When DeepMind unveiled AlphaFold 2 in 2020, it made significant strides in solving a problem that had challenged researchers for decades: determining how a protein’s sequence contributes to its three-dimensional shape. Working out what DNA sequences do is different because there is no one answer, as in a 3D structure that AlphaFold delivers. A single DNA stretch will have numerous, interconnected roles, from attracting cellular machinery to turn a nearby gene into an RNA molecule to influencing where, when, and to what extent gene expression occurs. Many DNA sequences influence gene activity by altering a chromosome’s 3D shape, either restricting or easing access for the machinery that does the transcription.
Biologists have been working on this question for decades using various computational tools. In the last decade, scientists have developed dozens of AI models to make sense of the genome. Many of these have focused on individual tasks, such as predicting levels of gene expression or determining how exons, the modular segments of individual genes, are cut and pasted into distinct proteins. However, scientists are increasingly interested in ‘all in one’ tools for interpreting DNA sequences.
AlphaGenome is one such model. It can take inputs of up to one million DNA letters, a stretch that could include a gene and myriad regulatory elements, and make thousands of predictions about numerous biological properties. In many cases, AlphaGenome’s predictions are sensitive to single-DNA-letter changes, meaning that scientists can predict the consequences of mutations.

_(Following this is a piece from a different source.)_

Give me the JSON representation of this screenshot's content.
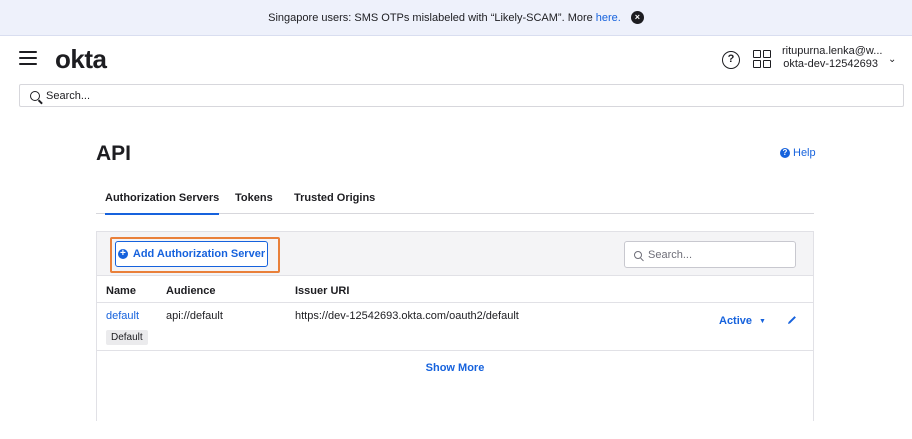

In one example, DeepMind researchers applied the AlphaGenome model to diverse mutations identified in previous studies in people with a type of leukemia. The model accurately predicted that the non-coding mutations indirectly activated a nearby gene that is a common driver of this cancer.
Despite its advancements, AlphaGenome is still limited. While it provides valuable insights, more research is needed to fully understand and apply its predictions in real-world scenarios. However, the potential impact of this technology on medical research and treatment is significant, offering a new tool for scientists to explore the complexities of the human genome.
Q: What is the 'dark matter' in DNA?
A: The 'dark matter' in DNA refers to the 98% of the human genome that does not code for proteins but plays a crucial role in regulating gene expression and cellular functions.
Q: What is AlphaGenome?
A: AlphaGenome is an AI model developed by Google DeepMind that predicts various biological properties of DNA sequences, helping scientists understand the non-coding regions of the genome.
Q: How does AlphaGenome work?
A: AlphaGenome takes long stretches of DNA and predicts properties such as gene expression levels and the effects of mutations, providing insights into the complex roles of non-coding DNA.
Q: What are some potential applications of AlphaGenome?
A: AlphaGenome can help in understanding the genetic basis of diseases, predicting the consequences of mutations, and improving our knowledge of cellular processes, potentially leading to new treatments and therapies.
Q: What are the limitations of AlphaGenome?
A: While AlphaGenome provides valuable insights, it is still limited in its ability to fully interpret all aspects of DNA sequences. More research is needed to validate and apply its predictions in real-world scenarios.